Climbing up and down binding landscapes: a high-throughput study of mutational effects in homologous protein-protein complexes

Abstract

Each protein-protein interaction (PPI) has evolved to possess binding affinity that is compatible with its cellular function. As such, cognate enzyme/inhibitor interactions frequently exhibit very high binding affinities, while structurally similar non-cognate PPIs possess substantially weaker binding affinities. To understand how slight differences in sequence and structure could lead to drastic changes in PPI binding free energy (ΔΔG_bind), we study three homologous PPIs that span nine orders of magnitude in binding affinity and involve a serine protease interacting with an inhibitor BPTI. Using state-of-the-art methodology that combines protein randomization and affinity sorting coupled to next-generation sequencing and data normalization, we report quantitative binding landscapes consisting of ΔΔG_bind values for the three PPIs, gleaned from tens of thousands of single and double mutations in the BPTI binding interface.

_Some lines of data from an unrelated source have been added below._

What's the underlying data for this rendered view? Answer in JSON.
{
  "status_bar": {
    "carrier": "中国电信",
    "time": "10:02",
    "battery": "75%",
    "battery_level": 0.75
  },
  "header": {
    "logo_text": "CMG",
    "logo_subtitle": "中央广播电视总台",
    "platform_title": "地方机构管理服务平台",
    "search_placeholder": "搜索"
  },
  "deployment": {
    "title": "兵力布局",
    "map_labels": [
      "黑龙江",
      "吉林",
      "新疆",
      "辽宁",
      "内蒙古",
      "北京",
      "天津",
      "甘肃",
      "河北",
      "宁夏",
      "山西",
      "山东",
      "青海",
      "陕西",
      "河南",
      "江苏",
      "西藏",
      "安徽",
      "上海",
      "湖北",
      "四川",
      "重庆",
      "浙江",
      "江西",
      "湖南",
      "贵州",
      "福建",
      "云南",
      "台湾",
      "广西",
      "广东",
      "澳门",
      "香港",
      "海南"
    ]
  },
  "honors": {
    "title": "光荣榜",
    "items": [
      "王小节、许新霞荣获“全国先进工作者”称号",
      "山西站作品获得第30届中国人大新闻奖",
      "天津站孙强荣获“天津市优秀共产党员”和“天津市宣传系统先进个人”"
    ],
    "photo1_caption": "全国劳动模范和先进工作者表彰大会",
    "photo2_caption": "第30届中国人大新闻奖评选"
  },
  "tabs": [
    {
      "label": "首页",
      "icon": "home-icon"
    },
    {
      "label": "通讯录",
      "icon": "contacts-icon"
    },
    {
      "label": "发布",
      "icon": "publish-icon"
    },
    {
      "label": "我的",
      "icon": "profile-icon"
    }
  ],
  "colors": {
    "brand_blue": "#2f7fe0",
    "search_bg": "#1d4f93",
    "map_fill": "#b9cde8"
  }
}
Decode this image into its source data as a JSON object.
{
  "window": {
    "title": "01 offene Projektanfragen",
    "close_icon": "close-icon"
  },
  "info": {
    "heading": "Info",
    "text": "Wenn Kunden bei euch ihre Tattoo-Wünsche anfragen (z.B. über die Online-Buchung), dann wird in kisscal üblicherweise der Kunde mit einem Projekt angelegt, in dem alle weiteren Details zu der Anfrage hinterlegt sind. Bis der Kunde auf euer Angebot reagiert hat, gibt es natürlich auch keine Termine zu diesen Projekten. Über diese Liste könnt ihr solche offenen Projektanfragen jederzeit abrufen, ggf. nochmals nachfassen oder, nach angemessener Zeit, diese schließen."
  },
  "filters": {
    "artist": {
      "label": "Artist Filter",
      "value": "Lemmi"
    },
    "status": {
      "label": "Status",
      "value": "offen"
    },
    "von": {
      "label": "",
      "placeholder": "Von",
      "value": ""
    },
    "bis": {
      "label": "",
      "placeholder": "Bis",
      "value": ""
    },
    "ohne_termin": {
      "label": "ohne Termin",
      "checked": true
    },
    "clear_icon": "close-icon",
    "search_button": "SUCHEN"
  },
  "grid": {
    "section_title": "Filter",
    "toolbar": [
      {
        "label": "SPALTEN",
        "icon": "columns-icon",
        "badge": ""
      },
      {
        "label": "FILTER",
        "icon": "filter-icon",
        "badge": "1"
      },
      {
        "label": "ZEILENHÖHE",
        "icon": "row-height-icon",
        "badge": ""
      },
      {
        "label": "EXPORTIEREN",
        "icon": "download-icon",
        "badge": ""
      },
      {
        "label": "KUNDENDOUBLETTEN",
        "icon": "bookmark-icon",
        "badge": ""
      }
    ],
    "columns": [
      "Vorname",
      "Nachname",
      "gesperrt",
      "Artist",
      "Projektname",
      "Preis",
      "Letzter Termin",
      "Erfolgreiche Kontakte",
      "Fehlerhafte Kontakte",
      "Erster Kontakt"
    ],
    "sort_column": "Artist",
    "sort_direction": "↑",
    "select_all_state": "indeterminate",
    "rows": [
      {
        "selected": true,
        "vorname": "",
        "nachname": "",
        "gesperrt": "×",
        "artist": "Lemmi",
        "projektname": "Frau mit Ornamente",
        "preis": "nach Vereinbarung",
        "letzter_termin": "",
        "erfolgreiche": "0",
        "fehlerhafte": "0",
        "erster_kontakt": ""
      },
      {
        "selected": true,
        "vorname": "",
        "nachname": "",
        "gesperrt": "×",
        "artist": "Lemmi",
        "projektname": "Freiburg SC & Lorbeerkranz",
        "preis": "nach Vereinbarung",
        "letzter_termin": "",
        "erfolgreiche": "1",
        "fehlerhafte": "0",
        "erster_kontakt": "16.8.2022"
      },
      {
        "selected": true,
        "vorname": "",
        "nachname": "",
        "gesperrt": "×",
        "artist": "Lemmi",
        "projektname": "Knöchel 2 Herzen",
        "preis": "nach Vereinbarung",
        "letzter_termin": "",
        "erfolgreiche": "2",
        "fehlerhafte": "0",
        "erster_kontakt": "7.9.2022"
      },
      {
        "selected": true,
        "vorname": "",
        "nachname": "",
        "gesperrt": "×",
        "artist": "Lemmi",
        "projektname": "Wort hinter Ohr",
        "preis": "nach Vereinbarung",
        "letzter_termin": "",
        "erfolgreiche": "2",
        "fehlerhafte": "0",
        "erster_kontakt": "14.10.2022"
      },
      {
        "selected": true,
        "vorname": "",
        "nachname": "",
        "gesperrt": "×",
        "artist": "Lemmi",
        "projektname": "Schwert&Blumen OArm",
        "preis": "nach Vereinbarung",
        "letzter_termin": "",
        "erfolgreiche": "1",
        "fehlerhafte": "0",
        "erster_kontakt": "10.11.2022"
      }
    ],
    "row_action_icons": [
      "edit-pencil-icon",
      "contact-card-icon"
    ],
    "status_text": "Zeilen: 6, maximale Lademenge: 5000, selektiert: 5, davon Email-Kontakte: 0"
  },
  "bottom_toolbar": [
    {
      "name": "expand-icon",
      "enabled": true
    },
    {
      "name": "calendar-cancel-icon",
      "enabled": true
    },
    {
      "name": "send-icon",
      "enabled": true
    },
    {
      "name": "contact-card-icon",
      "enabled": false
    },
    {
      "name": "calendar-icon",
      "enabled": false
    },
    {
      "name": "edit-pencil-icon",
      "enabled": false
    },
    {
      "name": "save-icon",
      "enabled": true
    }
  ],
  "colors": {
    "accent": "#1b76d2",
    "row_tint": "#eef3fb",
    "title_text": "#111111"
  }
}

We demonstrate that the three homologous PPIs possess drastically different binding landscapes and lie at different points in respect to the landscape maximum. Furthermore, the three PPIs demonstrate distinct patterns of coupling energies between two simultaneous mutations that depend not only on positions involved but also on the nature of the mutation. Interestingly, we find that in all three PPIs positive epistasis is frequently observed at hot-spot positions where mutations lead to loss of high affinity, while conversely negative epistasis is observed at cold-spot positions, where mutations lead to affinity enhancement. The new insights on PPI evolution revealed in this study will be invaluable in understanding evolution of other biological complexes and can greatly facilitate design of novel high-affinity protein inhibitors.